Herkes içine döndü, daha çok düşündü. Paranın pek de önemli olmadığını, daha farklı bir gerçekliğin olabilme ihtimalini düşünmeye başladı. Birlikte olmanın önemini fark etti. Önceliklerini gözden geçirip, notlar aldı. Ben bu sürecin herkes için çok yararlı olduğunu düşünüyorum. Sanat da bu değerlerle besleniyor ve bu farklılıklar direkt olarak sanatı etkiliyor. Artık her şey daha anlaşılır ve samimi olacak kanısındayım.
Gelecekte sanat dünyasını neler bekliyor?

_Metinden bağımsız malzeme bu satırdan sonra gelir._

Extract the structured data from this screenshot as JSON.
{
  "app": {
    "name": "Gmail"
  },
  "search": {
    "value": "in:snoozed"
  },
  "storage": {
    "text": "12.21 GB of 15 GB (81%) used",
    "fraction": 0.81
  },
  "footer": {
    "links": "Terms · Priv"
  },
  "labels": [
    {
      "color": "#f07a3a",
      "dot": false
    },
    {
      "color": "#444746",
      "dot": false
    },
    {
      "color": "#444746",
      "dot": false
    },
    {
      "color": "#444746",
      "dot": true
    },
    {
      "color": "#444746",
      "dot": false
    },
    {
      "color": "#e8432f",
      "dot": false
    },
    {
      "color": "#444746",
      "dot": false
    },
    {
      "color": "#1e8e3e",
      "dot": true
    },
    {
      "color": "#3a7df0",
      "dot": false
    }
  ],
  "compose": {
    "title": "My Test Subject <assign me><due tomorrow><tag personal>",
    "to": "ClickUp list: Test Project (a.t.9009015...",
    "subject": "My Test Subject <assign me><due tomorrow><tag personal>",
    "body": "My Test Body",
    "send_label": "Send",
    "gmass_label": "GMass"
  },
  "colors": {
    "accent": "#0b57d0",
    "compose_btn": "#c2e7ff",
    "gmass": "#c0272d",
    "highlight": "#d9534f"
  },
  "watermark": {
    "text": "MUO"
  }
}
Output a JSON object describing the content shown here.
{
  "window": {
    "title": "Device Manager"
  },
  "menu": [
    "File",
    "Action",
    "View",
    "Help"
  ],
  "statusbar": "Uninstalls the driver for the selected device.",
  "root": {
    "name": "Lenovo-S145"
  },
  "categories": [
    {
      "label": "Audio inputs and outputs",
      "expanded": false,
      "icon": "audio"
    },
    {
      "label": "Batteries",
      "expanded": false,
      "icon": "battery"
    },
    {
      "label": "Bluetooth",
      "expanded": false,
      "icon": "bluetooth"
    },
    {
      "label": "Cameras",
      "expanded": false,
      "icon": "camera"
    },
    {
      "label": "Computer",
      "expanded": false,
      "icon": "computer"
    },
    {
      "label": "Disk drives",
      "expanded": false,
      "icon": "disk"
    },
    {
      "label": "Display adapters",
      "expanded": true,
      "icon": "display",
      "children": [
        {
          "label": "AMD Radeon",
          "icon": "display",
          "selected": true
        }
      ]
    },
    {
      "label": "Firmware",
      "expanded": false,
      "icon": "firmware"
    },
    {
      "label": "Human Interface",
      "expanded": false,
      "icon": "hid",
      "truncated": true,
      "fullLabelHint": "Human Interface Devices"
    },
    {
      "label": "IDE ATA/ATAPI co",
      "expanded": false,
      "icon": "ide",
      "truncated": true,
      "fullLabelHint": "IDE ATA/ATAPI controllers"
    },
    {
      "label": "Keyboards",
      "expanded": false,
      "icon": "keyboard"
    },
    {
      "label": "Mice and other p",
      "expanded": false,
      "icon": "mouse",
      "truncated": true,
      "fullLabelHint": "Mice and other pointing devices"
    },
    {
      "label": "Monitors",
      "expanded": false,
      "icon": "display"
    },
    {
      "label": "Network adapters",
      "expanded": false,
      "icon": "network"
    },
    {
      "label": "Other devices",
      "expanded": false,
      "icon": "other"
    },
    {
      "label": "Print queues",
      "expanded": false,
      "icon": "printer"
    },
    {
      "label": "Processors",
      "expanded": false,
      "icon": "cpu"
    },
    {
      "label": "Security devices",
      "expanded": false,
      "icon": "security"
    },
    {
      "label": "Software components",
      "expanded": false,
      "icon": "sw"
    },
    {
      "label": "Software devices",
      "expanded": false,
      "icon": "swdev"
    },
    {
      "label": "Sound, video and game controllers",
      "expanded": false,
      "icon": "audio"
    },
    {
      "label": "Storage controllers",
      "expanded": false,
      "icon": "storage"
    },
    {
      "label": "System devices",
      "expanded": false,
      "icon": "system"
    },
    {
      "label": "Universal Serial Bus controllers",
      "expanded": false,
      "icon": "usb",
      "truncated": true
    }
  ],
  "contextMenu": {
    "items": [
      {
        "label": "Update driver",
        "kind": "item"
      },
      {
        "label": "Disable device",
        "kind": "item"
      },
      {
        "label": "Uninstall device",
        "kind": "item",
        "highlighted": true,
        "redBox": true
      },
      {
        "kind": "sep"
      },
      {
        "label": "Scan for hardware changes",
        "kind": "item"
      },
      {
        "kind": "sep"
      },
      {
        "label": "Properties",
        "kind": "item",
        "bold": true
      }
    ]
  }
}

Köhnemiş galeri ve müze mantığı çöküşte. Daha dinamik, daha güncel, daha samimi ve daha pozitif bir anlayış güncellenmek üzere. Her şey daha farklı olacak. Adalet ve sanat daha ulaşılabilir olacak. Olmak zorundaydı zaten. Kısmet bu zamanlaraymış. Pozitif düşünmek gerekiyor. Sonunda buna çok ihtiyaç var ve bir şeyi anlamamız gerekiyor; iyi gün kötü gün diye bir ayrım yok. İyi günler kötüden sonra geldiği için bir anlam ifade ediyor. Herkesi “Posthumous”’a bekliyoruz. Eğleneceksiniz.